La Razón (Cataluña)

Abandono criminal

- Juan Ramón Lucas

Estamos asfixiando a los bosques, condenándo­los a la muerte en nombre de una superviven­cia para la contemplac­ión

ElEl alma de un bosque incendiado, que huele a humo y sufre un silencio pesado como la muerte, es el grito contra la osadía humana que lo ha descuidado o directamen­te lo mató por negligenci­a o psicopatía.

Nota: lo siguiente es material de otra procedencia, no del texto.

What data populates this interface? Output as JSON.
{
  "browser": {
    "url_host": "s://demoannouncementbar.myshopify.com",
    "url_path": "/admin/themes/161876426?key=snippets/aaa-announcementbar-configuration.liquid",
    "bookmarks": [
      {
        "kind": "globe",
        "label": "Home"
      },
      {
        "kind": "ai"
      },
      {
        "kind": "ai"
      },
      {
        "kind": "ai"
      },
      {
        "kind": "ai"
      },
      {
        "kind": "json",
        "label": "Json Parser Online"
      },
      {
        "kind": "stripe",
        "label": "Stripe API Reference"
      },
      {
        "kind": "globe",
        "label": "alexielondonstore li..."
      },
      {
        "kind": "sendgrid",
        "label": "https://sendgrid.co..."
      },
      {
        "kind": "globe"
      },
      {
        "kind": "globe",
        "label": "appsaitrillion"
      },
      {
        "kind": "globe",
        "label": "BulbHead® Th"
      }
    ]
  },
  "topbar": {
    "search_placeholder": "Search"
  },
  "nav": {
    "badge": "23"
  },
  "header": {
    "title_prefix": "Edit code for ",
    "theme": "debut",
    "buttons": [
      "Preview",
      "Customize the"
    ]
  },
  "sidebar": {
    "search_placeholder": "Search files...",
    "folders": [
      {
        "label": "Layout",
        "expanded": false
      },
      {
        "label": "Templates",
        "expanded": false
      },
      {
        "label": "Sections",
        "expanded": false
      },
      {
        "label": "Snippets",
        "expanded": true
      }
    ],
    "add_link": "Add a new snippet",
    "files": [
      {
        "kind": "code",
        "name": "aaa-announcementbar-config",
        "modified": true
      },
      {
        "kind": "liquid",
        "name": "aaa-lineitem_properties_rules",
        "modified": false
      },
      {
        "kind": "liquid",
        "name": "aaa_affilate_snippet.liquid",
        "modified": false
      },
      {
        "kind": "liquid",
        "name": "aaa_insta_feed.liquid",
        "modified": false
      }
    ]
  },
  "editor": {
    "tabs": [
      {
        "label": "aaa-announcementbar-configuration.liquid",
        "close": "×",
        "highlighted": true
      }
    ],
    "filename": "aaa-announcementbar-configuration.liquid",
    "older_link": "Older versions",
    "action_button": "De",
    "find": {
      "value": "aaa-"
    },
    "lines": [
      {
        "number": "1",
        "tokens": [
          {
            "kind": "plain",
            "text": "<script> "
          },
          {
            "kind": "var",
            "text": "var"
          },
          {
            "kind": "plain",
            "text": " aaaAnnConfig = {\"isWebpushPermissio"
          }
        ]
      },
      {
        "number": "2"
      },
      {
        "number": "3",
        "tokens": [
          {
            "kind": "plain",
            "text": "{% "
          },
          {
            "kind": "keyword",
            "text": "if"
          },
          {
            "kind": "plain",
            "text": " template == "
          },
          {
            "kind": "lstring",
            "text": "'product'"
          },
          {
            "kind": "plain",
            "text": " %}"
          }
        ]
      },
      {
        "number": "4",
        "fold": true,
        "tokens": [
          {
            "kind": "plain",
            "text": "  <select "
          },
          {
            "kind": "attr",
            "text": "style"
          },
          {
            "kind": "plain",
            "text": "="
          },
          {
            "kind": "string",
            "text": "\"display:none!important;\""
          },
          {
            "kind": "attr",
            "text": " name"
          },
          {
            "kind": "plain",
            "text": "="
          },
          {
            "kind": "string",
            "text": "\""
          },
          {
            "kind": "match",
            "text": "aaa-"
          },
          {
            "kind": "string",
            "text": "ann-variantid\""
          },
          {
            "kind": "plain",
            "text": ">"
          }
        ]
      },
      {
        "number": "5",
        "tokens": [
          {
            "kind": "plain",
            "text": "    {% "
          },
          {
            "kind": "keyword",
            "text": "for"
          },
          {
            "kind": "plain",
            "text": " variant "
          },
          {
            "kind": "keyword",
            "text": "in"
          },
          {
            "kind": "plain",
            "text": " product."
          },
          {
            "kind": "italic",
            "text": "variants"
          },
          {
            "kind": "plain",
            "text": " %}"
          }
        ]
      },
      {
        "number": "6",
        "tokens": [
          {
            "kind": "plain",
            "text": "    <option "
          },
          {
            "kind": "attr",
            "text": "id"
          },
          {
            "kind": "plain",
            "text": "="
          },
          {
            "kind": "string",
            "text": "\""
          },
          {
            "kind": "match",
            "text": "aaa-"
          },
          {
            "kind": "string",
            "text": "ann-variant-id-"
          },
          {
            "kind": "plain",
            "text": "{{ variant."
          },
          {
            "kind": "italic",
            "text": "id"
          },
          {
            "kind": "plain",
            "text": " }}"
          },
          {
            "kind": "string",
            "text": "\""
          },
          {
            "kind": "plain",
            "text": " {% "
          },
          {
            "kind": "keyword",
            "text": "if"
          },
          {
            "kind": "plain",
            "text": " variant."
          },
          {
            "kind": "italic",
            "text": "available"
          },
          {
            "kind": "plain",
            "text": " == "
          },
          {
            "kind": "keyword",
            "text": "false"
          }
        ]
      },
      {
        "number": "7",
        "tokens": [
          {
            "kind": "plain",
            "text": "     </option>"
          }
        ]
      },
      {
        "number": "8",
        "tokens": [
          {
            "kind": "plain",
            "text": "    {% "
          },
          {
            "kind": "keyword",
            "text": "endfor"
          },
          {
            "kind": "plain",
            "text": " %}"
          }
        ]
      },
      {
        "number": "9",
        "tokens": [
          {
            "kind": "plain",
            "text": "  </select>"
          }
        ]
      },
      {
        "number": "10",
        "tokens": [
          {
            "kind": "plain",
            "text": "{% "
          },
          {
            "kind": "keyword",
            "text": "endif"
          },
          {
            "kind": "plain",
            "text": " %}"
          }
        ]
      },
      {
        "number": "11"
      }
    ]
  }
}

Estos días todos nos lamentamos de los incendios, pero llevamos tiempo abandonand­o el campo y los bosques, legislando sobre ellos como si se tratase de incunables, de tesoros cuya conservaci­ón está sometida a una idea estúpida y urbana de su contemplac­ión.

Se echa el personal las manos a la cabeza lamentando la virulencia del fuego, la acción velocísima y brutal de las llamas que se expanden a ritmos hasta hoy desconocid­os, y nos preguntamo­s qué habrá pasado, y decimos que es el cambio climático y que todo es culpa de los calores. Y un poco del descuido. Como dice mi amigo el francés de Soria, cazador enamorado de la naturaleza, como lo están casi todos, ¿estamos tontos o qué? Los bosques hoy son un incendio a la espera de chispa porque nos hemos encargado de meterlos en una urna y no actuar dentro, no sea que vayan a sufrir heridas. Leyes restrictiv­as hasta decir basta han cerrado a los agricultor­es pasos naturales y labores de limpieza como a los ganaderos la acción de los animales en las zonas en que siempre habían actuado. El bosque, entendido como un lugar de encuentro, de paso, de vida y de trabajo, agoniza bajo el peso de leyes que salen de despachos de ciudad y de manos ignorantes de su vida y su latido. El hombre siempre se ha emboscado. Para ocultarse, para sobrevivir, pero sobre todo para vivir de y con él. Eso de dejar los espacios naturales cerrados como en urnas para su simple contemplac­ión es una quiebra criminal de la relación natural del hombre con su entorno. Abrir un bosque no es permitir que entre un todoterren­o, sino que el ganado lo recorra y el agricultor lo limpie. No hacerlo es una negligenci­a suicida como estamos viendo estos días. Y si no limpian quienes junto a él viven, que lo haga el Estado, las institucio­nes públicas, las administra­ciones; o, mejor, la administra­ción, que la política forestal debería estar centraliza­da porque los bosques no trazan fronteras.

Estamos asfixiando a los bosques, condenándo­los a la muerte en nombre de una superviven­cia para la contemplac­ión, un criterio infantiloi­de de autoconser­vación que no es el del trato del hombre con la naturaleza. Claro que somos una especie depredador­a, pero no depreda quien vive del bosque, del campo, del ganado, sino el que ve el monto como un caminito por el que circular, sin entender su pálpito y su superviven­cia. Establecer un acuerdo de vida con el árbol no es talarlo, sino todo lo contrario. Y hay mucho ignorante que confunde ambas cosas.

Un día, saliendo de un paseo a caballo por el bosque, una persona me afeó que le pusiera unos hierros en los cascos al animal porque eso le haría daño. Se llaman herraduras, le expliqué, y son para lo contrario. Me temo que gente de ese nivel es quien sigue defendiend­o que estabular los bosques es salvarles la vida. Quizá ahora ellos también escuchen su grito desesperad­o. O puede que no. Están en el despacho.